With a client regarding the winding-up of a Jersey-based trust and the repatriation of assets to UK beneficiaries, in relation to which I’m liaising with advisers in Jersey and the USA.
With a potential client regarding tax-motivated emigration to Portugal to make use of their Non-Habitual Residence regime, which is really quite generous for UK ex-pats.
With a client regarding a business venture in Greece where I’ve recommended [subject to local advice in Greece] a preferred corporate structure – a Family Investment Company above a holding company above the Greek trading company – which sounds complicated but, really, is quite eloquent and gives a good outcome, and in relation to which I need to speak with and introduce my preferred legal adviser to provide supporting commentary and to bring this structure to life.
That took me to perhaps 18.00 and with a break in the rain I decided to head home, back to my “WFH” desk to send a few emails and then back down for dinner and a little family time.

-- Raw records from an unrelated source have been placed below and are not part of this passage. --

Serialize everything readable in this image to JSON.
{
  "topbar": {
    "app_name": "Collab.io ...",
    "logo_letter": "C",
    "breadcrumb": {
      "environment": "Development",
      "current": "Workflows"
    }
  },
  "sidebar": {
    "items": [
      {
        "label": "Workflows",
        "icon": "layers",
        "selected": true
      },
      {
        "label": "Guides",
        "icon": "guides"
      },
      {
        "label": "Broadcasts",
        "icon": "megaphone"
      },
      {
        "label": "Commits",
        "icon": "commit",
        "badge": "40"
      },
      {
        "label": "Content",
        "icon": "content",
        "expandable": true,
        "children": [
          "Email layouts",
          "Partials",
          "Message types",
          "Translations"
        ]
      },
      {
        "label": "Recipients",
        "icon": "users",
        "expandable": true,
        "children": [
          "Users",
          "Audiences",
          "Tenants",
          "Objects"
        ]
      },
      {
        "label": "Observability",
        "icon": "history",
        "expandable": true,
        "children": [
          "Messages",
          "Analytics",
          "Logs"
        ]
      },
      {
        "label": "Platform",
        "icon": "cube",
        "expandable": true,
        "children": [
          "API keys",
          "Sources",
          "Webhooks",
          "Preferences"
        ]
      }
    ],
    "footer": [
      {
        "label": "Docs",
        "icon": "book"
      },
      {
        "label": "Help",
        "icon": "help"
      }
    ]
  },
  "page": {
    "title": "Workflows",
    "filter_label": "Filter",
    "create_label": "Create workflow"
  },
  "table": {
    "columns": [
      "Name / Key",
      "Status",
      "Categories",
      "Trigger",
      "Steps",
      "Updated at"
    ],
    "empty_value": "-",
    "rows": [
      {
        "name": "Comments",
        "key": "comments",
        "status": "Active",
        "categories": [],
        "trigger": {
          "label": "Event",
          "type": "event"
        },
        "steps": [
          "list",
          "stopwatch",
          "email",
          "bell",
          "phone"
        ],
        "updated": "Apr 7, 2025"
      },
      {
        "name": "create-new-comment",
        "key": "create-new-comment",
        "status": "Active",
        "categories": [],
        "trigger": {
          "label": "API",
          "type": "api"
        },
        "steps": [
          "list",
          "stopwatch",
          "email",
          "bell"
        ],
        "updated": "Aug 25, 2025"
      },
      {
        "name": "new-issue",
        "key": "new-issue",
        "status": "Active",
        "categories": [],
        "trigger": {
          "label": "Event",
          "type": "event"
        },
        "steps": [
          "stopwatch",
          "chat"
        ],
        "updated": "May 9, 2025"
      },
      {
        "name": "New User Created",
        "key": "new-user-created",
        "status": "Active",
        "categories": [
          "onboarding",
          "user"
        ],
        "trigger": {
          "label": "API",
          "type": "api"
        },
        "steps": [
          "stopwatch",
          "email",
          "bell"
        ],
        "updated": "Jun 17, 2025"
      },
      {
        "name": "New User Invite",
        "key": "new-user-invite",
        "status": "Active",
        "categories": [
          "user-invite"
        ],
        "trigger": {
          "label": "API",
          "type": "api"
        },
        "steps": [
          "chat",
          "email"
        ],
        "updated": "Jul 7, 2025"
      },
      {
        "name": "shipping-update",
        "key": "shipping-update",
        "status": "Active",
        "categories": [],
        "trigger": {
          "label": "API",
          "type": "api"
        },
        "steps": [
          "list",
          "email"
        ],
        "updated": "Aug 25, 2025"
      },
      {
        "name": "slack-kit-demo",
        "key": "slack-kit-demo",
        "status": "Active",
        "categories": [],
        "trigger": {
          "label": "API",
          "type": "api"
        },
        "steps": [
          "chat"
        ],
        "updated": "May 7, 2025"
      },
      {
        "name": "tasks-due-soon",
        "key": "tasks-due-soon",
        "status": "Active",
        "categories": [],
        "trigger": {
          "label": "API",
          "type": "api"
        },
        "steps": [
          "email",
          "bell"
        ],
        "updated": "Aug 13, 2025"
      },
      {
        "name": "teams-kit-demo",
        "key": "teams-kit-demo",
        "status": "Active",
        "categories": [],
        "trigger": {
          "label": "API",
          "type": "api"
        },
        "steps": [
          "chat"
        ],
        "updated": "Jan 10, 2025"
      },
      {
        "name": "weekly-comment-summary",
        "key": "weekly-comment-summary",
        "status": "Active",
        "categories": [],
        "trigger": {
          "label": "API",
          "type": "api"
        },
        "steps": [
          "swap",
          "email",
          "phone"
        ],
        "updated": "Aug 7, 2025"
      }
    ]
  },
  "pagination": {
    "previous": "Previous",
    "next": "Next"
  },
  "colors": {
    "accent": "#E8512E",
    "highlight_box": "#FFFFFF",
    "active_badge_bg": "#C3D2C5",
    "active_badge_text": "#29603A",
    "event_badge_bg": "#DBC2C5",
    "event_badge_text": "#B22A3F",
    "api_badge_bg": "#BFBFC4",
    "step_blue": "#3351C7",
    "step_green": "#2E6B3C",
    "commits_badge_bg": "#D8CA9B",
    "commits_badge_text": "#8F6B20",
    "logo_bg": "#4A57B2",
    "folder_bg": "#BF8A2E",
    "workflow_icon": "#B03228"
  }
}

After dinner, laptop out to arrange virtual meetings with potential clients for later in the week and to answer these questions!
It’s now 23.29, work done and I’m being lured into watching a documentary about Prince Charles: Inside the Duchy of Cornwall… I suppose the Duchy is a landed estate so perhaps I can justify staying up late to watch it!?
What do you enjoy outside of work?
What is “outside of work”? Of course I’m referring to Covid-19!
At present outside of work seems to be limited to one of two things.
Firstly, taking our dog, Lola, for a walk, and it has been nice to enjoy an outdoor socially distanced post-walk-pint in recent days at our favourite local, the Left Luggage Room in Monkseaton.
Secondly, some ‘interesting’ TV. Guilty pleasure, Aussie Gold Hunters/Aussie Opal Hunters perhaps in preparation for a future second career if the economy nose dives. New favourite, Curb Your Enthusiasm, with all episodes watched more than once… having had it recommended to me by my wife, Katherine, which piqued my intrigue as she told me the lead character, Larry David, reminded her of me… watch the show and make of that what you will!!
Under normal circumstances, I’m a fan of Formula 1, a bit of a foodie [cooking and eating] and love spending time in the Lake District [preferably camping] with my family.
Speaking of normality, yesterday was the first time since 23 March 2020 that I wore a suit or put fuel in my car!
And finally, leave us with one interesting fact about yourself…
Struggling to answer this question I asked my son if he could think of an interesting fact about me and, without hesitation, he reminded me that I can do a pretty good Donald Duck impression and a pretty good impression of Andy Pipkin [of Little Britain’s Lou and Andy… “want that one”].